Streetsblog: Playing Devil's advocate: I think there's some people who are hearing this, and saying, "Well, I understand the struggle that non drivers face. But why is transportation reform the lever we need to pull here? If people can't drive because they're poor, we just need to increase their wages or make cars cheaper; if they're immigrants, and that's why they can't drive, we need to reform immigration policy; if they're disabled, we need to modify vehicle designs to get them to work for them, or speed up that autonomous car situation." Why is ending car dependency the fundamental thing for you, when car dependency is knotted up all these other societal problems? What do you say to people who think, "Shouldn’t we solve all those other problems first?"

Zivarts: We [do] need to address poverty; we need to address immigration reform; we need to address policing practices that make communities of color end up with more fines and fees and tickets, [which then] results in more suspended licenses; all of those things need to be reformed. But at the end of the day, there are going to be folks who still can't drive and can't afford to drive — and there are still going to be a lot of us.

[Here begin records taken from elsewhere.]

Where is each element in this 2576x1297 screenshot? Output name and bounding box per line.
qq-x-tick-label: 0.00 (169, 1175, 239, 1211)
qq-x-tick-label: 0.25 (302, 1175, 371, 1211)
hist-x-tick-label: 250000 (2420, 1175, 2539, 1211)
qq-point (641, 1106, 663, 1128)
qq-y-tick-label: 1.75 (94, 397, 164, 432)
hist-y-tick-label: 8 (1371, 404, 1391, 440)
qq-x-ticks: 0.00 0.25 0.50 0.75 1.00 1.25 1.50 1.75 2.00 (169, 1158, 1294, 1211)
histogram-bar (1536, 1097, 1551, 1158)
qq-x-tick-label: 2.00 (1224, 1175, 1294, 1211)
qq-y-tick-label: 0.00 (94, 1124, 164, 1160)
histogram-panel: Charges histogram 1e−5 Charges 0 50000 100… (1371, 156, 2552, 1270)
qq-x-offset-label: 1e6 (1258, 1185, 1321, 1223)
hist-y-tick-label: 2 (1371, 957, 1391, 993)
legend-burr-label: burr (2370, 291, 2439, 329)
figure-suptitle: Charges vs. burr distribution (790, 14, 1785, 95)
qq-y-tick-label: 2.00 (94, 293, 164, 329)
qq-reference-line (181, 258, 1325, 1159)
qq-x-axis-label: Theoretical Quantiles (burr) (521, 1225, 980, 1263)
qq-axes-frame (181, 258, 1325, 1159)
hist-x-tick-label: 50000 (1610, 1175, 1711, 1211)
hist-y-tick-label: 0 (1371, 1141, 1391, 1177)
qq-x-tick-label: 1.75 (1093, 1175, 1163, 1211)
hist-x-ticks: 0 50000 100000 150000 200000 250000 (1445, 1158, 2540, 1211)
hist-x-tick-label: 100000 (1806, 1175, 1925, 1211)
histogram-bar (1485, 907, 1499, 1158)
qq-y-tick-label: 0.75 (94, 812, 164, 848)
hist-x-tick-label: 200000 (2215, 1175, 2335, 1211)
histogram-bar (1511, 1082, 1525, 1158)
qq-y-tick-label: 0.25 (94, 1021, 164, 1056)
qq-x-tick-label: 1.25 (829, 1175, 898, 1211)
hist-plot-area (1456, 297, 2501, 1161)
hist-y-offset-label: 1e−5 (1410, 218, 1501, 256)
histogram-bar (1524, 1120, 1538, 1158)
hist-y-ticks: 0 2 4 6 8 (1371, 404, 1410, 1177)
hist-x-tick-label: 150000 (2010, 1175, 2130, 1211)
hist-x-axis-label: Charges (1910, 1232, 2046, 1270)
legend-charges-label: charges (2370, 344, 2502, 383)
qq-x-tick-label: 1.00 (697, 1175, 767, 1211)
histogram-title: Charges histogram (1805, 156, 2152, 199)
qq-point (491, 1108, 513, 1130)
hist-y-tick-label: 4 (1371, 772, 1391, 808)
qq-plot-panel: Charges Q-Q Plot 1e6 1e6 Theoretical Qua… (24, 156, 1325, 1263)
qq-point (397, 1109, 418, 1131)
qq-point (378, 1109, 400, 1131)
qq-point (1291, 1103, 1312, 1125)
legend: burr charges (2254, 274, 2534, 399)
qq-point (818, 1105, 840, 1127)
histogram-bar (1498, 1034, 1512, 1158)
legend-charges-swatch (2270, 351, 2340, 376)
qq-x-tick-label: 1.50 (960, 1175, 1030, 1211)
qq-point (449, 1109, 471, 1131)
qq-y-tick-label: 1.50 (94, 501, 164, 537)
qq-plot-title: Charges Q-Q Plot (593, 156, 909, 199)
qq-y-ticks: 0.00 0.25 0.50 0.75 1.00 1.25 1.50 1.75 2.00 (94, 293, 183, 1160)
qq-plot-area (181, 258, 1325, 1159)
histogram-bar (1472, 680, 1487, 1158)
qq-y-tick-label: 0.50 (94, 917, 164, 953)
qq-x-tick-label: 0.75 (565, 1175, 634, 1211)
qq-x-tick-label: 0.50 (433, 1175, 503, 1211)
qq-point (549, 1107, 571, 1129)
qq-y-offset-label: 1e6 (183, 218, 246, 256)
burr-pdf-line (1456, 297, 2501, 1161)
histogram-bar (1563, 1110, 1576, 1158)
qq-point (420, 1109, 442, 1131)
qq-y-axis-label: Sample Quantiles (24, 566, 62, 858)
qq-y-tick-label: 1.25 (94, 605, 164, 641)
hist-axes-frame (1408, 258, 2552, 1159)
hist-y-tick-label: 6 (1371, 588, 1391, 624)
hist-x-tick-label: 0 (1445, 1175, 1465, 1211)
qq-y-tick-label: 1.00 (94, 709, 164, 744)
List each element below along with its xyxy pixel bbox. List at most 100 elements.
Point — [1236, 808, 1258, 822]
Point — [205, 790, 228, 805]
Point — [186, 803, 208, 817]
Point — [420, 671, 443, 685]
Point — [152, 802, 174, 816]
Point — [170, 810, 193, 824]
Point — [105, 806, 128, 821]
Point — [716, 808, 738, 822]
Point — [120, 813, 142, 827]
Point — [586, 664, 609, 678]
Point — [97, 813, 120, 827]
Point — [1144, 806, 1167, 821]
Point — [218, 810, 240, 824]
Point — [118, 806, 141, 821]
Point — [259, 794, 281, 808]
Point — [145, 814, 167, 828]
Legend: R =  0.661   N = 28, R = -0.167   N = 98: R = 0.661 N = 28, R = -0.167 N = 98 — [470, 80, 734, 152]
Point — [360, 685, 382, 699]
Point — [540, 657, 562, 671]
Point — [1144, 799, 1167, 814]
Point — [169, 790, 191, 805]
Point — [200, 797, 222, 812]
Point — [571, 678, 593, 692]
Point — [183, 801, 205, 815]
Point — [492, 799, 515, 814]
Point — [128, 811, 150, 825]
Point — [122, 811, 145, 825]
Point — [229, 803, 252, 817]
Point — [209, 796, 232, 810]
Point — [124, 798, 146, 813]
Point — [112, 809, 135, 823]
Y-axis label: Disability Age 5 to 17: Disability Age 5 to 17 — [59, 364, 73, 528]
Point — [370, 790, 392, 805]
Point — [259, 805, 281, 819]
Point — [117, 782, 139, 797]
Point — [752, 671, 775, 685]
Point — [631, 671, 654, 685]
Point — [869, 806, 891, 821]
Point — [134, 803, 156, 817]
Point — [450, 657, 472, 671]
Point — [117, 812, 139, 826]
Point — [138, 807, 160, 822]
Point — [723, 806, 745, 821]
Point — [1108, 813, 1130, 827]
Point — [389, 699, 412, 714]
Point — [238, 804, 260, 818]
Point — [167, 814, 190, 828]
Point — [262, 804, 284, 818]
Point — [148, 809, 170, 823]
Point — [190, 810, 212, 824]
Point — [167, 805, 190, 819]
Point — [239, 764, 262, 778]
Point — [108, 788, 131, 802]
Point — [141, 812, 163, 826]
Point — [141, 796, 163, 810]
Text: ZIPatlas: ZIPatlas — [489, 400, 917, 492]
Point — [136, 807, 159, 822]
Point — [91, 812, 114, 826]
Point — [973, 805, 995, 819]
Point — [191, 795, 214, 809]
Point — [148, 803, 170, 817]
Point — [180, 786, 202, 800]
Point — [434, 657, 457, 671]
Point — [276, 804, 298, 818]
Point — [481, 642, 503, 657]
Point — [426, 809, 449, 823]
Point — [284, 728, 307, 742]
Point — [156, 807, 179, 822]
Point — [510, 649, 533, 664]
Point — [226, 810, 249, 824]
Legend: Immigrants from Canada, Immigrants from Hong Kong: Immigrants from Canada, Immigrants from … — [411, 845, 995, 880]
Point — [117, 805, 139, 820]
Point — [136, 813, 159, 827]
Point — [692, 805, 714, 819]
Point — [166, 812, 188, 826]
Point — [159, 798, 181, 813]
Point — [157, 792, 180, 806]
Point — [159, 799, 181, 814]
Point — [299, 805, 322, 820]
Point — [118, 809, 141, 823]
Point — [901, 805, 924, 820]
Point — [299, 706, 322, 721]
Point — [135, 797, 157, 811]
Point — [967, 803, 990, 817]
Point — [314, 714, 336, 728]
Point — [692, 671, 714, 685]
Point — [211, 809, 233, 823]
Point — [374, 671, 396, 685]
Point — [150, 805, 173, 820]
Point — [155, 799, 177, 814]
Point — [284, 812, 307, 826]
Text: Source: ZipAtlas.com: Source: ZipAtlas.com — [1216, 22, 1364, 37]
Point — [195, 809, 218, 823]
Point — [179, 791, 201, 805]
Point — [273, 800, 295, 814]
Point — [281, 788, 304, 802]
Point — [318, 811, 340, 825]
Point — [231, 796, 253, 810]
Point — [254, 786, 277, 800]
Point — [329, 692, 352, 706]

There are many [people] who just aren't [ever] going to have that option to buy into car mobility — whether it's because we have a disability where it's just not safe to be able to drive, or because we're aging out of driving. Or young folks; a big chunk non-drivers are actually folks who are under the age of 16. And young folks are sort of promised, "Okay, well, when you're older, you'll have this freedom and this mobility." But it doesn't have to be like that. Younger folks can have mobility and freedom before they turn 16. And they [already] do in many places with great transit, and safe biking and walking infrastructure.

And then there's the flip side to the question: how much is car dependency really serving everyone else? At the end of the day, when we think about how much vehicles cost, the environmental costs, the climate costs, the public health costs of your air and noise pollution, the public health costs of crashes —  these are all significant. Perhaps we'd all be better off if we start to think about transitioning away from car dependency? It's not going to happen overnight; there's a whole economy built around the way we've designed our communities, and around the auto industry. But how do we start to make changes and transition to something that doesn't have such high costs, and doesn't exclude so many people?